Team Navalny has presented alternative candidates for the State Duma elections in all 225 single-mandate constituencies, conceding that the Kremlin has control over the remaining 225 party list constituencies that will mostly be won by United Russia. Usually United Russia does not field a candidate in some of these constituencies to allow the parties from the systemic opposition to win enough seats to clear the 5% threshold and get into the Duma, although as a sign of the Kremlin’s nervousness it has conceded fewer of these seats this year than in the last elections.

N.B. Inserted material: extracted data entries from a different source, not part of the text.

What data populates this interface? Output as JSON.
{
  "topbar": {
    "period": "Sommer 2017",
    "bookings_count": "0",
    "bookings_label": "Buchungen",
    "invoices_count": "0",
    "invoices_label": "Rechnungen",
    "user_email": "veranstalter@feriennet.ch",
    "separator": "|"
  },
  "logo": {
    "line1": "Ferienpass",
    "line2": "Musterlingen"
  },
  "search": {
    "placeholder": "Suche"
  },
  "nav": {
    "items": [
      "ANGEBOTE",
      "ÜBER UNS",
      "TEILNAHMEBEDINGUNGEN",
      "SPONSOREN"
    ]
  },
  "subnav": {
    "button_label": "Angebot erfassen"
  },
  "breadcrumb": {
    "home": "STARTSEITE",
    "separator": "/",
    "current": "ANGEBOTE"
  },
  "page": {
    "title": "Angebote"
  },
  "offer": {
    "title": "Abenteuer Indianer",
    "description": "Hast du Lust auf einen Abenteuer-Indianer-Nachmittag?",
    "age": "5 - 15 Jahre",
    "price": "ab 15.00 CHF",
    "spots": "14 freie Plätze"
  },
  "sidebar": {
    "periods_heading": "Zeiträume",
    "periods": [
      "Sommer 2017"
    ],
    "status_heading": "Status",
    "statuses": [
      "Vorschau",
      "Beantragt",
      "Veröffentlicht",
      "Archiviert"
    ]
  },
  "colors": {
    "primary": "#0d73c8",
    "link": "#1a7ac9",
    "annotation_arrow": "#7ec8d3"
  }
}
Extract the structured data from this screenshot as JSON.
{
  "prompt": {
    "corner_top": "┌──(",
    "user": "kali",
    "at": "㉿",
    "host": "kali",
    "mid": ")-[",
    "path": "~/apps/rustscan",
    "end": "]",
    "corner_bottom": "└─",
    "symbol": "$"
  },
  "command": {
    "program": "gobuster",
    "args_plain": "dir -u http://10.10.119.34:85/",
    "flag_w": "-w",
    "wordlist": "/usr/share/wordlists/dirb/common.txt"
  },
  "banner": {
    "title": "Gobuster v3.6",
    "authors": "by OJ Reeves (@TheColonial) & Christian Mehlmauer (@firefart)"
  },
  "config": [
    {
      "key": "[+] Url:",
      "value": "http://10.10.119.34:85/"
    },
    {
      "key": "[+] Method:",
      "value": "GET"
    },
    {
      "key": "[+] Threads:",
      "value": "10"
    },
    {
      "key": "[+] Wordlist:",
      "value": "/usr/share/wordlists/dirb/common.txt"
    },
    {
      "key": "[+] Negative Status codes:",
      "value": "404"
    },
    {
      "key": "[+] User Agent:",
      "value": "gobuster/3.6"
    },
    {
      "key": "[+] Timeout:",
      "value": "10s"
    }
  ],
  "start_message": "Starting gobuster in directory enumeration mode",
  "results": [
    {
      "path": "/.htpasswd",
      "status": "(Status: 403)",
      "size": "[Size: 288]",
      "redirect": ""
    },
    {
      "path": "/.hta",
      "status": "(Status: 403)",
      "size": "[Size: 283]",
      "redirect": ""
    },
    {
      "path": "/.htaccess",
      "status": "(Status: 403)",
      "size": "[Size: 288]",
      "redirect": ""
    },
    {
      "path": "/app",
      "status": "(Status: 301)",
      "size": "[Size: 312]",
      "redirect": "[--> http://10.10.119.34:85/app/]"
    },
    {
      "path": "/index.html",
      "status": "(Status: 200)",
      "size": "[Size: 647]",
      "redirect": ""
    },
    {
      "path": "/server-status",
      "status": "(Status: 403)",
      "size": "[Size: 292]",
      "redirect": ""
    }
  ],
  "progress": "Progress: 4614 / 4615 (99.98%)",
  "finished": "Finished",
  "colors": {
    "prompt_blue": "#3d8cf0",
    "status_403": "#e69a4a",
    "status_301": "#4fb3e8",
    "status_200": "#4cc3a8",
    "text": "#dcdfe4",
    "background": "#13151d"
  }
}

Nearly two thirds of the smart voting recommendations are from the Communist Party of the Russian Federation (KPRF), which ironically has been the big winner from the Team Navalny campaign, despite the fact that the KPRF itself rejects Navalny and his initiative.
However, while smart voting has become a major headache for the Kremlin, it is estimated to change the course of voting by about 5% in each race and that is not enough to deliver more than a minority of upsets. In 2020, the tactic was most successful in the regional elections, where 19 candidates out of 27 supported by smart voting entered the Tomsk City Duma, and 14 out of 50 in Novosibirsk. However, the main effect of the tactic is to de-legitimise the Kremlin further and force it to cheat more blatantly, which will undermine the Kremlin’s authority further. If the Kremlin pushes its efforts to fix the election too far and ignores the protest vote completely, it runs the risk of sparking mass demonstrations again, like those that followed the 2011 elections.